Doit-on critiquer négativement un album? En sachant que sur 9eme Art, j’ai une critique par semaine, a quoi dois-je consacrer mon temps? A promouvoir un album coup de coeur qui sera en manque de visibilité ou à décrypter les faiblesses d’une Bande Dessinée que peut-être les gens n’iront pas acheter?

Habituellement, j’ai une réponse simple à cette question. Je n’ai pas beaucoup de temps, pas beaucoup d’articles, donc je défends plus que je ne dénonce. Seule exception à cette règle, quand un « grand » auteur installé livre un travail indigne, il me semble important que le lecteur en soit informé. Quand il y a manifestement tromperie sur la marchandise.

Subjectivité ou objectivité?

Mais donc, rien de tout cela avec Et pourtant elles dansent, signé chez un petit éditeur, par un auteur peu connu. Typiquement le genre de livres que je laisse poliment de côté habituellement quand ils ne me plaisent pas.
Mais notez bien que l’article n’est pas en mode « je n’aime pas, bouh c’est caca ». Je ne l’ai pas écrit pour exprimer une subjectivité mais bien pour mettre en avant des faits objectifs.


« Parce que l’objectivité tu y crois? », pourrez-vous me répondre. Et non, je n’y crois pas. Paradoxe?
Je crois en notre subjectivité totale, mais je crois aussi que dans un art, il y a des règles de créations, une grammaire, un vocabulaire, qui permettent d’identifier plus objectivement ce qui est réussi par rapport à ce qui est raté. La Bande Dessinée ne fait pas exception.

A la lecture de Et pourtant elles dansent, j’ai identifié des mécaniques qui ne me semblaient pas fonctionner correctement et qui auraient pu donner un tout autre album, plus efficace me semble-t-il. Mais ce faisant, ne suis-je pas en train de me prendre pour un éditeur?

Et si tu restais à ta place bonhomme?

C’est quoi un bon critique Bande Dessinée? Pour moi, il doit rassembler deux qualités complémentaires : une bonne connaissance de l’art dont il parle tant sur la technique que sur le « background » de cet univers; une réelle capacité à transmettre des émotions par rapport à sa propre lecture.
Ces connaissances peuvent être empiriques, il n’est pas besoin nécessairement d’avoir produit pour comprendre. Et il y a deux types de producteurs sur un album de Bande Dessinée. Il y a les auteurs, mais il y a aussi l’éditeur. Qui, normalement, ne doit pas être inutile dans le processus créatif.

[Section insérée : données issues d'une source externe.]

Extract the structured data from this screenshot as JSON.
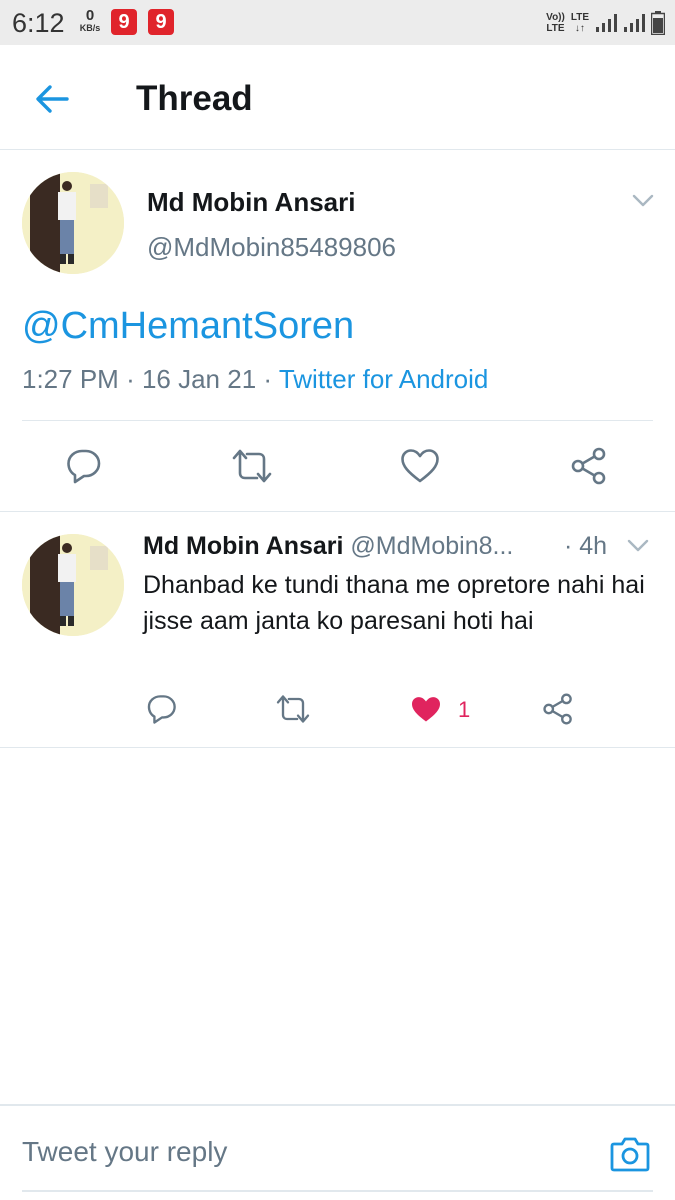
{
  "status_bar": {
    "time": "6:12",
    "net_speed": "0",
    "net_unit": "KB/s",
    "badges": [
      "9",
      "9"
    ],
    "volte_label": "Vo))",
    "lte_label": "LTE",
    "lte2_label": "LTE",
    "icons": [
      "signal-icon",
      "signal-icon",
      "battery-icon"
    ]
  },
  "header": {
    "back_icon": "back-arrow-icon",
    "title": "Thread"
  },
  "main_tweet": {
    "author_name": "Md Mobin Ansari",
    "author_handle": "@MdMobin85489806",
    "text": "@CmHemantSoren",
    "time": "1:27 PM",
    "date": "16 Jan 21",
    "source": "Twitter for Android",
    "actions": [
      "reply-icon",
      "retweet-icon",
      "like-icon",
      "share-icon"
    ]
  },
  "reply_tweet": {
    "author_name": "Md Mobin Ansari",
    "author_handle": "@MdMobin8...",
    "time": "· 4h",
    "text": "Dhanbad ke tundi thana me opretore nahi hai jisse aam janta ko paresani hoti hai",
    "like_count": "1",
    "liked": true
  },
  "composer": {
    "placeholder": "Tweet your reply",
    "camera_icon": "camera-icon"
  },
  "colors": {
    "accent": "#1b95e0",
    "like": "#e0245e",
    "secondary_text": "#657786",
    "border": "#e1e8ed"
  }
}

A quoi ça sert un éditeur? Je parle bien sûr de la personne, pas de la structure éditoriale. Un éditeur (ou une éditrice), ça doit pouvoir percevoir le potentiel d’une oeuvre alors qu’elle n’est que projet. A chaque étape du processus créatif, il doit pouvoir guider les auteurs pour leur permettre de réaliser le meilleur travail possible. Quitte à les chambouler, à les sortir de leur zone de confort. Un éditeur n’est pas, me semble-t-il, simplement le servant des auteurs (même s’il est aussi là pour leur faciliter le travail).

Et donc oui, en lisant l’album publié par Des ronds dans l’O, je voyais, au fil des pages, les promesses éditoriales qui m’avaient été faites et qui n’avaient pas été tenues. Se dessinait peu à peu dans ma tête, des propositions techniques qui auraient permis d’apporter plus de souffle, de corriger des défauts intrinsèques à la direction choisie par l’auteur (le reportage bd, pour être clair).
Je connais bien et j’apprécie Marie Moinard, l’éditrice de Des ronds dans l’O, qui se bat pour faire vivre un catalogue au fond extrêmement pertinent. Mais face à ce manque perçu, ressenti, j’ai eu envie d’écrire. Il y avait des questionnements objectifs à proposer au lecteur et pas simplement une critique basique et sentimentale.

 

 

Alors j’y suis allé, j’ai fait mon pseudo-éditeur.  Editeur raté, je ne sais pas, je n’ai jamais essayé de l’être (commençons par devenir auteur, ce qui va très rapidement se produire, maintenant). Mais pour une fois, j’ai eu envie de partager avec le lecteur une compréhension technique. Désolé pour l’auteur, Vincent Djinda, qui se retrouve en sujet d’étude. J’espère au moins ne pas avoir été injuste à son égard. En tous cas, clairement, je n’aurai pas été « sympa ».
Mais est-ce le rôle d’un journaliste-critique?